Redatto il 23 aprile 1499, fu Theodora Gentili q Andreoti a lasciare un reddito per i poveri della abbazia , in cambio di una messa. Nel 1916 la cifra era divenuta irrisoria.

Fu consacrata il 18 luglio 1526 da mons. Benedetto DeNobili vescovo d’Accia (Corsica) dedicandola a NS Assunta.

L’inizio dell’opera ebbe l’aiuto economico e quindi il giuspatronato dei Centurione (in particolare patrocinatori furono i fratelli Giovanni e –più attivo dei due- Bartolomeo, che posero il loro stemma in marmo sull’ingresso e che lasciarono dei redditi in s.Giorgio). Della chiesa si interessarono poi anche Nicolò Negrone, Giuliano Pinello ed altri signori genovesi. A quei tempi era già a tre navate, con undici cappelle.

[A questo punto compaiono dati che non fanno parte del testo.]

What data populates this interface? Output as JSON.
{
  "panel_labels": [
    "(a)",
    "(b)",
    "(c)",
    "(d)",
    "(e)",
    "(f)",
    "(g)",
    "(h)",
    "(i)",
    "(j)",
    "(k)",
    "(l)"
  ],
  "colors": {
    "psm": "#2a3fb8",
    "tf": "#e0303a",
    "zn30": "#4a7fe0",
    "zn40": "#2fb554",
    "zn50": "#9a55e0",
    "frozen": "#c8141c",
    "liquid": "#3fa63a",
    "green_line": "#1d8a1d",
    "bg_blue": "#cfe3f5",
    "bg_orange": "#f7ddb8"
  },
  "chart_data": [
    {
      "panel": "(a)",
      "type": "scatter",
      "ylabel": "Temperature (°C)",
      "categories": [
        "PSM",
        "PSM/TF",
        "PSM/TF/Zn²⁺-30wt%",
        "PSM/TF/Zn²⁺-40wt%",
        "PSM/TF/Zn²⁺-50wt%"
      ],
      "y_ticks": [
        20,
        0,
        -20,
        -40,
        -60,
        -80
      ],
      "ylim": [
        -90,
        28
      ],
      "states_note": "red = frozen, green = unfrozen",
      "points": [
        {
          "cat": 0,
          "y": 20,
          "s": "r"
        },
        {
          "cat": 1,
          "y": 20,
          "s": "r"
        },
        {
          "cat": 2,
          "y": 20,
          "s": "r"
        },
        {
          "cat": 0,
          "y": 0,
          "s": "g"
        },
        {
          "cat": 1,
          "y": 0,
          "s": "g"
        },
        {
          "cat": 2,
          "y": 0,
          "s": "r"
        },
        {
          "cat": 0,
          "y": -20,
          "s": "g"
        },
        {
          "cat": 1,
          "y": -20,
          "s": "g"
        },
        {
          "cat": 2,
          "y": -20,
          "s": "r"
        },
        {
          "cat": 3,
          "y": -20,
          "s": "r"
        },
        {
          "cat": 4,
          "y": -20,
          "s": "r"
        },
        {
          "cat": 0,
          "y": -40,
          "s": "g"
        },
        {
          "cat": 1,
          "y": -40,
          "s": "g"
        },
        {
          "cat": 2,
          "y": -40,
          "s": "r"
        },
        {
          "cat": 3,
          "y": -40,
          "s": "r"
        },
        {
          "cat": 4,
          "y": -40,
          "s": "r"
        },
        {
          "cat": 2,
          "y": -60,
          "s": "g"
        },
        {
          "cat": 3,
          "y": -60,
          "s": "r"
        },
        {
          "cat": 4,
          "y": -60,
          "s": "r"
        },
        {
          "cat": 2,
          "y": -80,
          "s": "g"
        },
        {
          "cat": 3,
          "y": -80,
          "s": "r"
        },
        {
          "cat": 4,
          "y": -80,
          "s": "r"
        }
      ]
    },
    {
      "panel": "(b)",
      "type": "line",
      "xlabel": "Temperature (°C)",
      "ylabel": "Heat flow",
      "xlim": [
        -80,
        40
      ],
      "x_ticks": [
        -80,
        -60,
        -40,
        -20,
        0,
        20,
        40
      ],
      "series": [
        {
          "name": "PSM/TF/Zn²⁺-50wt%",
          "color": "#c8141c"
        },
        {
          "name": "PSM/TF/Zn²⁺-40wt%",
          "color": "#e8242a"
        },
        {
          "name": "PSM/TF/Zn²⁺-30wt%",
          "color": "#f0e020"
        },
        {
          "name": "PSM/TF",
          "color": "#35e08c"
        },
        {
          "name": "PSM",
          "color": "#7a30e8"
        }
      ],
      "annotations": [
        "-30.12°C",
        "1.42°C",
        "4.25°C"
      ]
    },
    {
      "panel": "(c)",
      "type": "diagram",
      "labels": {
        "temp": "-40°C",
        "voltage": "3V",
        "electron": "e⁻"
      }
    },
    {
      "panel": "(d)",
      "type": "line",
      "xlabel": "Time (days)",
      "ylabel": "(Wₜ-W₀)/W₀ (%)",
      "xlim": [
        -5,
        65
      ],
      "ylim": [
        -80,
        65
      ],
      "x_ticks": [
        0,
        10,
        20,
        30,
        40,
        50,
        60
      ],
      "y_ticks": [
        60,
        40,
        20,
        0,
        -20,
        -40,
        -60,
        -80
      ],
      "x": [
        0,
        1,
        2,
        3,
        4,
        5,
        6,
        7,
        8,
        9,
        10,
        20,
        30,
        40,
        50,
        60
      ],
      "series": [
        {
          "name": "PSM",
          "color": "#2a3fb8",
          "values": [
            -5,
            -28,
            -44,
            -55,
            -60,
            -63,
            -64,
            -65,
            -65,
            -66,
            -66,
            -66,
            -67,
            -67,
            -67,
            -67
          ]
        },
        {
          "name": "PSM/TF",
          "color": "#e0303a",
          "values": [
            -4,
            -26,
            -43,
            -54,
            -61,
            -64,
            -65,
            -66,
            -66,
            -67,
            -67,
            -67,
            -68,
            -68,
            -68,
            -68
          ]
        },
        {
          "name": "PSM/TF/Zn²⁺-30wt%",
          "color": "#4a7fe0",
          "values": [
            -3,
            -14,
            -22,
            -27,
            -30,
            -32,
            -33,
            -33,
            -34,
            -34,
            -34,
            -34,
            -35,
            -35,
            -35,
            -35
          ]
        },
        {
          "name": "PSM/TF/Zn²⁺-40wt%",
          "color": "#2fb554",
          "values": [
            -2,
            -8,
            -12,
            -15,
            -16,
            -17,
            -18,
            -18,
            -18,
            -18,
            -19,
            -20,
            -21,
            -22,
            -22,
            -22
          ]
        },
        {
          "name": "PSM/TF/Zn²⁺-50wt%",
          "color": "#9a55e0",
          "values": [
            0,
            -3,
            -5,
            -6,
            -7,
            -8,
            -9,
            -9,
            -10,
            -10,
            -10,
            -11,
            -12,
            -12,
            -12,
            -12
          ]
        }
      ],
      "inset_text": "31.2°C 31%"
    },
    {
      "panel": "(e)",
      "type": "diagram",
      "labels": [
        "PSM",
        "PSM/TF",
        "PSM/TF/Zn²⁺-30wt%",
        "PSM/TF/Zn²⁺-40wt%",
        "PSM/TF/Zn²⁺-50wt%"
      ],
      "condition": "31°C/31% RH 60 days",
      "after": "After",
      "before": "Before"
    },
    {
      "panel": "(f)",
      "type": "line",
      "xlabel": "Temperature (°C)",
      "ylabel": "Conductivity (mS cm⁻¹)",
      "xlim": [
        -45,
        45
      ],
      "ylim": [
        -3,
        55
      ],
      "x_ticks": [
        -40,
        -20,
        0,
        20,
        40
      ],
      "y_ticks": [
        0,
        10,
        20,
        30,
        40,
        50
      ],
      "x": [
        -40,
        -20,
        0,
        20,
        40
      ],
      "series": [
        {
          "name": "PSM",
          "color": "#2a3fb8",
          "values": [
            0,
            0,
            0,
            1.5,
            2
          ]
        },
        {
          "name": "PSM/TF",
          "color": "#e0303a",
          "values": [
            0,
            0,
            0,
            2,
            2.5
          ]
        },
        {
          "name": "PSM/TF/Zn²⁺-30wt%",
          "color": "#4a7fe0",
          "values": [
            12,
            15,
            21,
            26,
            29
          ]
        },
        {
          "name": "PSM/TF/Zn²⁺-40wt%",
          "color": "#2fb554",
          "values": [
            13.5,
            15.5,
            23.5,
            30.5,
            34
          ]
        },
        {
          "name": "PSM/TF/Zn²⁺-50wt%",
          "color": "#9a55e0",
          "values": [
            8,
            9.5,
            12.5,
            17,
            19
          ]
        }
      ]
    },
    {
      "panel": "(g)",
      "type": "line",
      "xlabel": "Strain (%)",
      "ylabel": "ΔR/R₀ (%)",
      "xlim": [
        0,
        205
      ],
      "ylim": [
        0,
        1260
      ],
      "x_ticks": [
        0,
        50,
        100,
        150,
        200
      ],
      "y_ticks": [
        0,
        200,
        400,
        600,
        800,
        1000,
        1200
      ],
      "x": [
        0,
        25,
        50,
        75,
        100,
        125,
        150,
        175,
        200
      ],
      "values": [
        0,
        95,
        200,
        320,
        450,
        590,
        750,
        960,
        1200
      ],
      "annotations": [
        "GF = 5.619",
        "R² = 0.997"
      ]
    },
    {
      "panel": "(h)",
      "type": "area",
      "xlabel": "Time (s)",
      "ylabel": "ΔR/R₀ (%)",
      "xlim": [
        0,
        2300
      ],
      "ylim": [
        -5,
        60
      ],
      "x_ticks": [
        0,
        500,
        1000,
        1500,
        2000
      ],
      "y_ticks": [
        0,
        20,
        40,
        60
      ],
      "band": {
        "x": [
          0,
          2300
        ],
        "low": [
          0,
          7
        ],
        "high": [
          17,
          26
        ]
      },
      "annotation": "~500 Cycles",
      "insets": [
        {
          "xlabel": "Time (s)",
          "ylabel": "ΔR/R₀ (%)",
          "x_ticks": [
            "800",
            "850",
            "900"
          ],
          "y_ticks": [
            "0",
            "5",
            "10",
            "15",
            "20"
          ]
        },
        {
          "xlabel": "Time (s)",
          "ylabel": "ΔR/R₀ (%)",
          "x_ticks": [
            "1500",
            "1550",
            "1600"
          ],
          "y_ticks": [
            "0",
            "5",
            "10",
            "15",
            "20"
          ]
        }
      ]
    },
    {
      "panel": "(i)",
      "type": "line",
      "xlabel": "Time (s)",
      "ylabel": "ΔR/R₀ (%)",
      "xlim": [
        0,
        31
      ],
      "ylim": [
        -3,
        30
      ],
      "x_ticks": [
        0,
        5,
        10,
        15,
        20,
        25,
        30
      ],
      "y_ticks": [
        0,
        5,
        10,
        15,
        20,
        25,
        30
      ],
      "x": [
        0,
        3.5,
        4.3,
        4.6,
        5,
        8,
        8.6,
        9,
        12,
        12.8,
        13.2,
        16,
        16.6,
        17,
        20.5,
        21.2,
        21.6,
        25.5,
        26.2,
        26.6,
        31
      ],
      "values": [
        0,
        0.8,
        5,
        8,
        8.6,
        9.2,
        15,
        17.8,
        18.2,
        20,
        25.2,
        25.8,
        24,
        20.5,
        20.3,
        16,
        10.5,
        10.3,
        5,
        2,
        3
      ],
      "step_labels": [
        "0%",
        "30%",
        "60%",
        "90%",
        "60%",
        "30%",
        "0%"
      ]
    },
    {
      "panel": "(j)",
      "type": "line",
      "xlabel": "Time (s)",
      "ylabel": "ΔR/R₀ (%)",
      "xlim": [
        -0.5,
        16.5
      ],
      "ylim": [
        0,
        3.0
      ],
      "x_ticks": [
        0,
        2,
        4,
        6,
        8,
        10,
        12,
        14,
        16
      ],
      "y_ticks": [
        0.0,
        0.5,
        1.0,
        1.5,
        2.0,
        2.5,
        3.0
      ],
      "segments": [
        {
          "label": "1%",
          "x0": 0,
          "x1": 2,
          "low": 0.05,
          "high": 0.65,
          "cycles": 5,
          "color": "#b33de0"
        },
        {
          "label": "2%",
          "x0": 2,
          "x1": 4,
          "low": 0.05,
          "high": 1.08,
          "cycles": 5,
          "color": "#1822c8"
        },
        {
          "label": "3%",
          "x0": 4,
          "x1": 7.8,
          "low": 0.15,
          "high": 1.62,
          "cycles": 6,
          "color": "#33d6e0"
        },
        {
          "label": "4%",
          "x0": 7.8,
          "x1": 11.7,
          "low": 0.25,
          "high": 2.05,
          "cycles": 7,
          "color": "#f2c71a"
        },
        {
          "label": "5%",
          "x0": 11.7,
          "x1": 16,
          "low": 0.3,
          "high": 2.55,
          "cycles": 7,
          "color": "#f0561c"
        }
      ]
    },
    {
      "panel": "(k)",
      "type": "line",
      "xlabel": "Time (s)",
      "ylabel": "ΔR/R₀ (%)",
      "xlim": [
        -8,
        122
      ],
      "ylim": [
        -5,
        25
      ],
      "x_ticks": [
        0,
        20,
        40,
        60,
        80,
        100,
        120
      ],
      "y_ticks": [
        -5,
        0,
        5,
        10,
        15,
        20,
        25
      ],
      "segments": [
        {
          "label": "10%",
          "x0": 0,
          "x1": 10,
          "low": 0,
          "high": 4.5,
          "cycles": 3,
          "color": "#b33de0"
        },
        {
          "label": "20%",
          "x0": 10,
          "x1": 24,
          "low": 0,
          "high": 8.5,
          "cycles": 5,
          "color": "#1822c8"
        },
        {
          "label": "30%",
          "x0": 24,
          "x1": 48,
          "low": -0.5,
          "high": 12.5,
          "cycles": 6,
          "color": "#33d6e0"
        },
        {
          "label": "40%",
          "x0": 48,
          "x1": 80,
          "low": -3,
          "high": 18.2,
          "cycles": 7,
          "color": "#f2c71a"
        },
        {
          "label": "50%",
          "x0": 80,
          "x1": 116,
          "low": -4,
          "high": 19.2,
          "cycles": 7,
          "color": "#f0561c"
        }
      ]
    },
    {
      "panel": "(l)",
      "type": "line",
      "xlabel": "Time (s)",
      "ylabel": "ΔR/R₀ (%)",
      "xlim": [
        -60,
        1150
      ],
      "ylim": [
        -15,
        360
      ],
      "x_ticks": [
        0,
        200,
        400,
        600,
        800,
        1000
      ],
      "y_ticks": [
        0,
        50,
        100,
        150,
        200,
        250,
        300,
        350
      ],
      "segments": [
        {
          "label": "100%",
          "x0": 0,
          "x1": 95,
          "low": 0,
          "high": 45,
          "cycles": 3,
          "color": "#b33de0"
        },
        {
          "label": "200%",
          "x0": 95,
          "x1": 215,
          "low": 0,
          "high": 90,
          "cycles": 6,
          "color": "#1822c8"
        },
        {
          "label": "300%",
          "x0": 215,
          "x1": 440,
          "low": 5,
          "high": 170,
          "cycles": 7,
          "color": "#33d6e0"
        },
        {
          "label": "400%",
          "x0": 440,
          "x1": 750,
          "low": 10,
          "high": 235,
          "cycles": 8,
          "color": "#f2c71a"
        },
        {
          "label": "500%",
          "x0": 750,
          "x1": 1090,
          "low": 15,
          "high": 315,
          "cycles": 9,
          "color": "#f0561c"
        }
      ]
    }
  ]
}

Nel suo testamento datato 21.4.1602 il patrizio Giuliano Centurione -già del ramo Scotto- con testamento istituiva (atti del notaio Giulio Romairone; Giuliano aveva un fratello deceduto il cui figlio era Lorenzo residente in Sicilia; e una sorella Giulia vedova q. Simone Spinola) una cappellanìa in soldi ed un barile e mezzo di olio, per la chiesa degli Angeli (in quei tempi posta nel territorio di competenza di Promontorio, chiedendo di esservi sepolto con l’abito dei frati, ed il feretro posto nel “sepolcro della q. Orietina Pinella ch’è nella sua Cappella intitolata alla Santissima Vergine Maria Annunciata”, e dove nella cappella di s.Alberto erano seppelliti tutti i suoi famigli (dal padre Oberto, nonno Barnaba, bisnonno Luigi (Lodixij; anche lui già Scotto; “in la Colonna di Soxilia delle Compre di S.Giorgio”) e trisnonno Bernabò (Bernabovis), la zia Battistina q.Barnaba). Con l’obbligo del parroco al funerale, di messe, lampade e del suono delle campane tre volte al giorno (sia per scandire il tempo che per invitare alla preghiera; usanza che prima non c’era: in tutte le altre chiese era uso fin dal 1240 dare i tocchi dell’Ave Maria tre volte al dì). Il testamento è complesso: vuol essere sepolto nella chiesa degli Angeli, che vi venga posta una lapide (sia per il suo lascito che per quello similare dei suoi avi Luigi e Battistina (redatto nel 26.5.1592); che siano lasciati beni per l’ospedale sMaria di Pammatone, per quello degli Incurabili e per il ‘prestantissimo Ufficio de’ Poveri; per il riscatto degli schiavi; per le monache (in particolare quelle convertite); per l’istruzione degli ignoranti e per i poveri. Nel 1881 veniva approvato lo statuto de ‘Opera Pia “Fidecommissaria Giuliano Centurione”. All’art.2 si legge che scopo dell’Opera è –dopo il prelievo per le opere di culto disposte dal Testatore-, assegnare un terzo alla cassa degli invalidi; un terzo per l’insegnamento dei poveri della val Polcevera e val Bisagno; un terzo a pie istituzioni; e come da lui voluto, gli amministratori erano: Presidente, il maggiore nato della famiglia Centurione Scotto; Consiglieri il Priore (già dell’ufficio del riscatto degli Schiavi, ora Cassa degli invalidi di Marina); maggior nato della famiglia di Benedetto Gentile q.Ambrogio; idem della famiglia Pinelli o Lomellini; il priore del Magistrato di misericordia o l’Arcivescovo.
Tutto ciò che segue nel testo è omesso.